In a fifth aspect, a computer program product is provided, comprising a computer program which, when executed by a processor, implements the method of any of the embodiments of the present disclosure.

According to the retrieval method, the retrieval device and the electronic equipment, the long features are compressed by using the short feature extraction network trained in advance to obtain the short features, so that the information of the long features can be better reserved by the short features obtained in the mode, and the retrieval precision by using the short features is higher; in addition, the short feature extraction network can be also suitable for compressing new long features only by training once, and the training cost is low.

Drawings

In order to more clearly illustrate one or more embodiments of the present disclosure or technical solutions in related arts, the drawings used in the description of the embodiments or related arts will be briefly described below, it is obvious that the drawings in the description below are only some embodiments described in one or more embodiments of the present disclosure, and other drawings can be obtained by those skilled in the art without inventive exercise.

Fig. 1 is a schematic flow chart of a retrieval method provided by at least one embodiment of the present disclosure;

fig. 2 illustrates a network architecture diagram provided by at least one embodiment of the present disclosure;

fig. 3 illustrates a training process of a short feature extraction network provided by at least one embodiment of the present disclosure;

fig. 4 shows a schematic structural diagram of a retrieval apparatus provided in at least one embodiment of the present disclosure.

Detailed Description

In order to enable those skilled in the art to better understand the technical solutions in one or more embodiments of the present disclosure, the technical solutions in one or more embodiments of the present disclosure will be clearly and completely described below with reference to the accompanying drawings in one or more embodiments of the present disclosure, and it is apparent that the described embodiments are only a part of the embodiments of the present disclosure, and not all embodiments. All other embodiments that can be derived by one of ordinary skill in the art based on one or more embodiments of the disclosure without inventive faculty are intended to be within the scope of the disclosure.

The embodiment of the disclosure provides a retrieval method, which can be used for retrieval. As shown in fig. 1, the method may include the following processes:

in step 100, feature extraction is performed on a first image to obtain long features of the first image.
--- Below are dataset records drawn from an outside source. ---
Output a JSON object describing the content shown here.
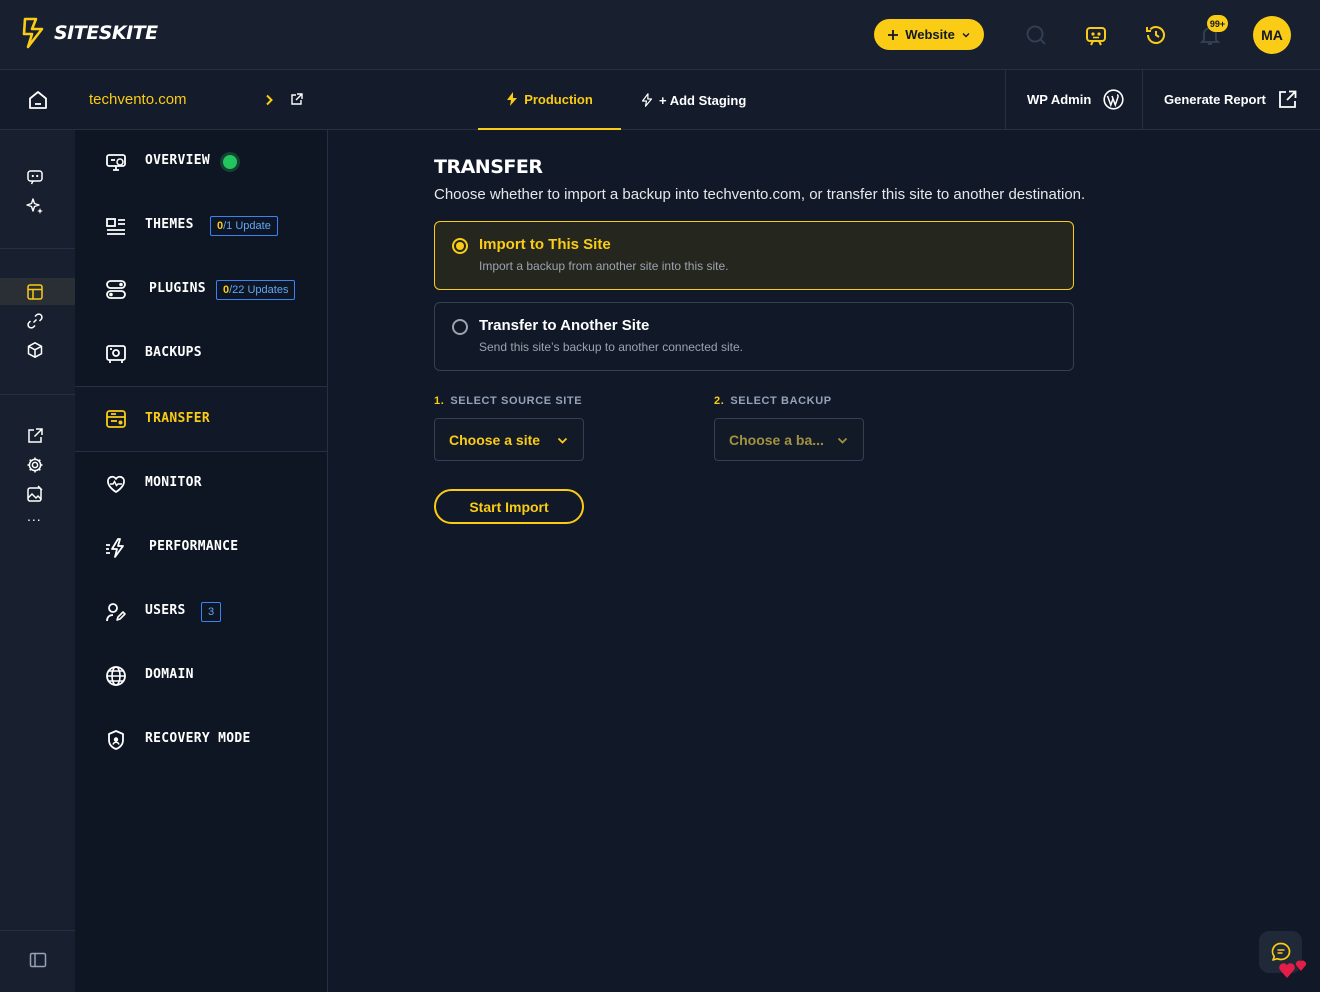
{
  "brand": {
    "name": "SITESKITE",
    "accent": "#facc15"
  },
  "header": {
    "website_button": "Website",
    "notifications_badge": "99+",
    "avatar_initials": "MA",
    "icons": [
      "plus-icon",
      "chevron-down-icon",
      "search-icon",
      "robot-icon",
      "clock-history-icon",
      "bell-icon"
    ]
  },
  "subheader": {
    "site_name": "techvento.com",
    "tabs": [
      {
        "label": "Production",
        "active": true
      },
      {
        "label": "+ Add Staging",
        "active": false
      }
    ],
    "wp_admin": "WP Admin",
    "generate_report": "Generate Report"
  },
  "rail": {
    "icons": [
      "robot-icon",
      "sparkles-icon",
      "layout-icon",
      "link-icon",
      "cube-icon",
      "external-edit-icon",
      "gear-icon",
      "image-edit-icon",
      "more-icon",
      "sidebar-toggle-icon"
    ],
    "more": "..."
  },
  "nav": {
    "items": [
      {
        "label": "OVERVIEW",
        "icon": "monitor-icon"
      },
      {
        "label": "THEMES",
        "icon": "layout-list-icon",
        "badge_hl": "0",
        "badge_rest": "/1 Update"
      },
      {
        "label": "PLUGINS",
        "icon": "toggles-icon",
        "badge_hl": "0",
        "badge_rest": "/22 Updates"
      },
      {
        "label": "BACKUPS",
        "icon": "backup-icon"
      },
      {
        "label": "TRANSFER",
        "icon": "transfer-icon",
        "active": true
      },
      {
        "label": "MONITOR",
        "icon": "heart-pulse-icon"
      },
      {
        "label": "PERFORMANCE",
        "icon": "bolt-speed-icon"
      },
      {
        "label": "USERS",
        "icon": "user-edit-icon",
        "badge_rest": "3"
      },
      {
        "label": "DOMAIN",
        "icon": "globe-icon"
      },
      {
        "label": "RECOVERY MODE",
        "icon": "shield-icon"
      }
    ]
  },
  "main": {
    "title": "TRANSFER",
    "description": "Choose whether to import a backup into techvento.com, or transfer this site to another destination.",
    "options": [
      {
        "title": "Import to This Site",
        "subtitle": "Import a backup from another site into this site.",
        "selected": true
      },
      {
        "title": "Transfer to Another Site",
        "subtitle": "Send this site’s backup to another connected site.",
        "selected": false
      }
    ],
    "source": {
      "number": "1.",
      "label": "SELECT SOURCE SITE",
      "value": "Choose a site"
    },
    "backup": {
      "number": "2.",
      "label": "SELECT BACKUP",
      "value": "Choose a ba..."
    },
    "start_button": "Start Import"
  }
}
The first image referred to in this step may be an image to be subjected to retrieval matching.

In practical implementation, for example, the feature of the first image may be extracted through a long feature extraction network trained in advance, so as to obtain the long feature of the first image. Referring to the example of fig. 2 in combination, the first image 21 is input to the long feature extraction network 22, and the structure of the long feature extraction network 22 is not limited in this embodiment, for example, a convolutional neural network may be used. The long feature extraction network 22 outputs extracted features, which may be referred to as long features 23.

In step 102, the long features are input into a pre-trained short feature extraction network, and short features corresponding to the long features and output by the short feature extraction network are obtained.
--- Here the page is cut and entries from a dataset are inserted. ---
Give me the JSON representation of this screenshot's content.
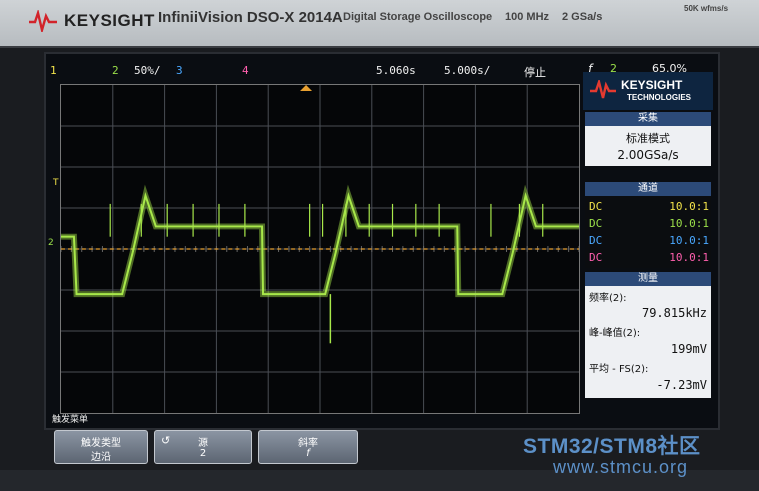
{
  "header": {
    "brand": "KEYSIGHT",
    "model": "InfiniiVision DSO-X 2014A",
    "description": "Digital Storage Oscilloscope",
    "bandwidth": "100 MHz",
    "sample_rate": "2 GSa/s",
    "wfms": "50K wfms/s"
  },
  "status_bar": {
    "ch1_label": "1",
    "ch2_label": "2",
    "ch2_scale": "50%/",
    "ch3_label": "3",
    "ch4_label": "4",
    "delay": "5.060s",
    "timebase": "5.000s/",
    "run_state": "停止",
    "trigger_icon": "f",
    "trigger_source": "2",
    "trigger_level": "65.0%"
  },
  "waveform": {
    "channel": "2",
    "color": "#a8e84a",
    "period_div": 3.5,
    "high_div": -0.55,
    "low_div": 1.1,
    "overshoot_div": -1.3,
    "undershoot_div": 2.3,
    "edges": [
      {
        "rise": 1.28,
        "fall": 3.88
      },
      {
        "rise": 5.2,
        "fall": 7.65
      },
      {
        "rise": 8.62
      }
    ],
    "start_level": "high",
    "spikes": [
      0.95,
      1.55,
      2.05,
      2.55,
      3.05,
      3.55,
      4.8,
      5.05,
      5.5,
      5.95,
      6.4,
      6.85,
      7.3,
      8.3,
      8.85,
      9.3
    ]
  },
  "markers": {
    "trigger_T": "T",
    "ch2_ground": "2"
  },
  "colors": {
    "ch1": "#f2e34a",
    "ch2": "#9be04a",
    "ch3": "#4aa8ff",
    "ch4": "#ff5fae",
    "trigger_level_line": "#e8a030"
  },
  "panel": {
    "logo_line1": "KEYSIGHT",
    "logo_line2": "TECHNOLOGIES",
    "acquire": {
      "title": "采集",
      "mode": "标准模式",
      "rate": "2.00GSa/s"
    },
    "channels": {
      "title": "通道",
      "rows": [
        {
          "coupling": "DC",
          "ratio": "10.0:1"
        },
        {
          "coupling": "DC",
          "ratio": "10.0:1"
        },
        {
          "coupling": "DC",
          "ratio": "10.0:1"
        },
        {
          "coupling": "DC",
          "ratio": "10.0:1"
        }
      ]
    },
    "measure": {
      "title": "测量",
      "items": [
        {
          "label": "频率(2):",
          "value": "79.815kHz"
        },
        {
          "label": "峰-峰值(2):",
          "value": "199mV"
        },
        {
          "label": "平均 - FS(2):",
          "value": "-7.23mV"
        }
      ]
    }
  },
  "softkeys": {
    "menu_title": "触发菜单",
    "keys": [
      {
        "line1": "触发类型",
        "line2": "边沿"
      },
      {
        "line1": "源",
        "line2": "2"
      },
      {
        "line1": "斜率",
        "line2": "f"
      }
    ]
  },
  "watermark": {
    "line1": "STM32/STM8社区",
    "line2": "www.stmcu.org"
  }
}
In this step, please continue to refer to fig. 2, the short feature extraction network 24 is trained in advance, and the long features obtained in step 100 are input into the short feature extraction network 24, so as to output the short features 25. Short features are compressed from long features and are typically smaller in feature dimension than long features.

In one example, the short feature extraction network 24 may be a fully-connected layer network, which may be composed of at least one fully-connected layer (in practical implementations, the number of fully-connected layers may be determined by taking time consumption and accuracy into consideration, generally speaking, retrieval accuracy increases as the number of layers increases, but network training time and short feature calculation time increase as the number of layers increases), each fully-connected layer has an output dimension of 2048, and each fully-connected layer may be followed by at least one ReLU layer (active layer). When the short feature extraction network 24 comprises a full-connection layer network, only simple matrix operation is performed, the dependence on hardware is small, and the short feature extraction network can run on most hardware.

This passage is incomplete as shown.